In a recent development, South African Health Minister Dr Aaron Motsoaledi suggested using PIC funds to finance the construction of public hospitals and support the NHI initiative. However, financial experts argue that the PIC, which manages over R2.7 trillion in assets for the Government Employees Pension Fund (GEPF), should only fund revenue-generating government health projects that align with its mandate.

DA MP Michéle Clarke raised this issue in parliament, questioning Motsoaledi on whether he had reached an agreement with the PIC or discussed this funding approach with the Cabinet. Motsoaledi described past and ongoing discussions with the National Treasury and the PIC.

He emphasised that the idea originated over a decade ago from a desire to provide the public sector with infrastructure quality similar to PIC-funded private hospitals.

PIC investments must yield returns

Motsoaledi revealed that the National Treasury had suggested the PIC as a potential funding source for public sector infrastructure. However, experts like Professor Alex van den Heever, chair of Social Security Systems Administration at Wits University, and Jannie Rossouw, a visiting professor at Wits Business School, strongly oppose this move.
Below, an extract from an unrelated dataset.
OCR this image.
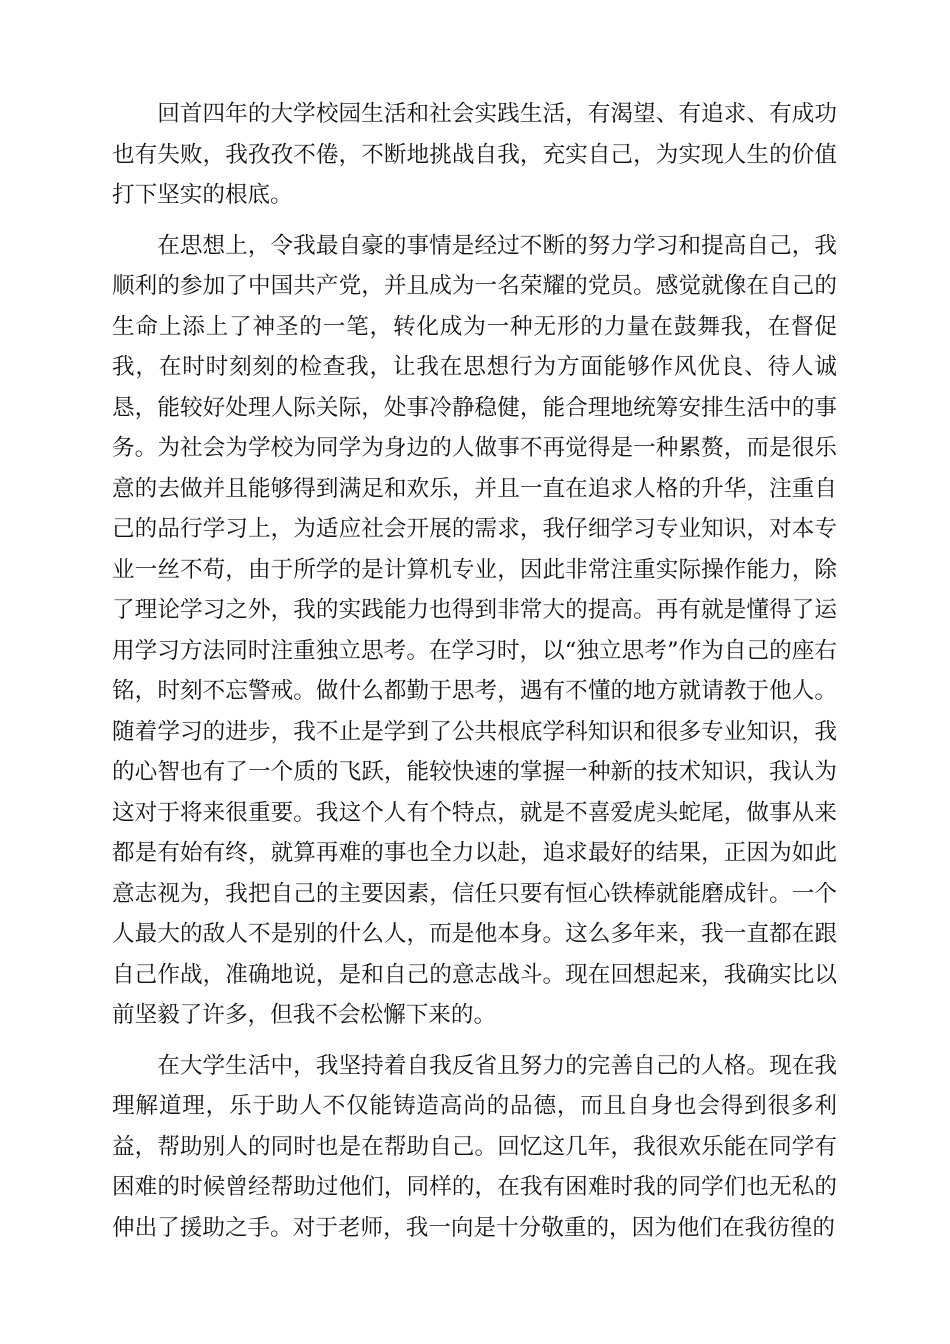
回首四年的大学校园生活和社会实践生活，有渴望、有追求、有成功也有失败，我孜孜不倦，不断地挑战自我，充实自己，为实现人生的价值打下坚实的根底。

在思想上，令我最自豪的事情是经过不断的努力学习和提高自己，我顺利的参加了中国共产党，并且成为一名荣耀的党员。感觉就像在自己的生命上添上了神圣的一笔，转化成为一种无形的力量在鼓舞我，在督促我，在时时刻刻的检查我，让我在思想行为方面能够作风优良、待人诚恳，能较好处理人际关际，处事冷静稳健，能合理地统筹安排生活中的事务。为社会为学校为同学为身边的人做事不再觉得是一种累赘，而是很乐意的去做并且能够得到满足和欢乐，并且一直在追求人格的升华，注重自己的品行学习上，为适应社会开展的需求，我仔细学习专业知识，对本专业一丝不苟，由于所学的是计算机专业，因此非常注重实际操作能力，除了理论学习之外，我的实践能力也得到非常大的提高。再有就是懂得了运用学习方法同时注重独立思考。在学习时，以“独立思考”作为自己的座右铭，时刻不忘警戒。做什么都勤于思考，遇有不懂的地方就请教于他人。随着学习的进步，我不止是学到了公共根底学科知识和很多专业知识，我的心智也有了一个质的飞跃，能较快速的掌握一种新的技术知识，我认为这对于将来很重要。我这个人有个特点，就是不喜爱虎头蛇尾，做事从来都是有始有终，就算再难的事也全力以赴，追求最好的结果，正因为如此意志视为，我把自己的主要因素，信任只要有恒心铁棒就能磨成针。一个人最大的敌人不是别的什么人，而是他本身。这么多年来，我一直都在跟自己作战，准确地说，是和自己的意志战斗。现在回想起来，我确实比以前坚毅了许多，但我不会松懈下来的。

在大学生活中，我坚持着自我反省且努力的完善自己的人格。现在我理解道理，乐于助人不仅能铸造高尚的品德，而且自身也会得到很多利益，帮助别人的同时也是在帮助自己。回忆这几年，我很欢乐能在同学有困难的时候曾经帮助过他们，同样的，在我有困难时我的同学们也无私的伸出了援助之手。对于老师，我一向是十分敬重的，因为他们在我彷徨的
They contend that PIC investments are intended to yield financial returns for pensioners and should only be redirected to government projects with a clear revenue strategy.

Van den Heever pointed out that the PIC is structured to generate returns for GEPF beneficiaries and cautioned that using PIC funds in this manner would violate its mandate. He likened the PIC’s role to that of an investment, not a development agency. He remarked that the PIC does not “own these funds” but is a custodian acting on behalf of government employees and pensioners.

Critics argue that Motsoaledi’s approach, lacking a concrete budget for NHI, could strain the PIC and negatively affect pension fund growth. Moreover, Van den Heever suggests exploring alternative funding sources, such as the Industrial Development Corporation or the Development Bank, as more appropriate options than relying on PIC assets.

While discussions with the National Treasury are reportedly ongoing, the debate raises fundamental questions about protecting the PIC’s mandate and ensuring fiscal responsibility in implementing South Africa’s ambitious healthcare reforms.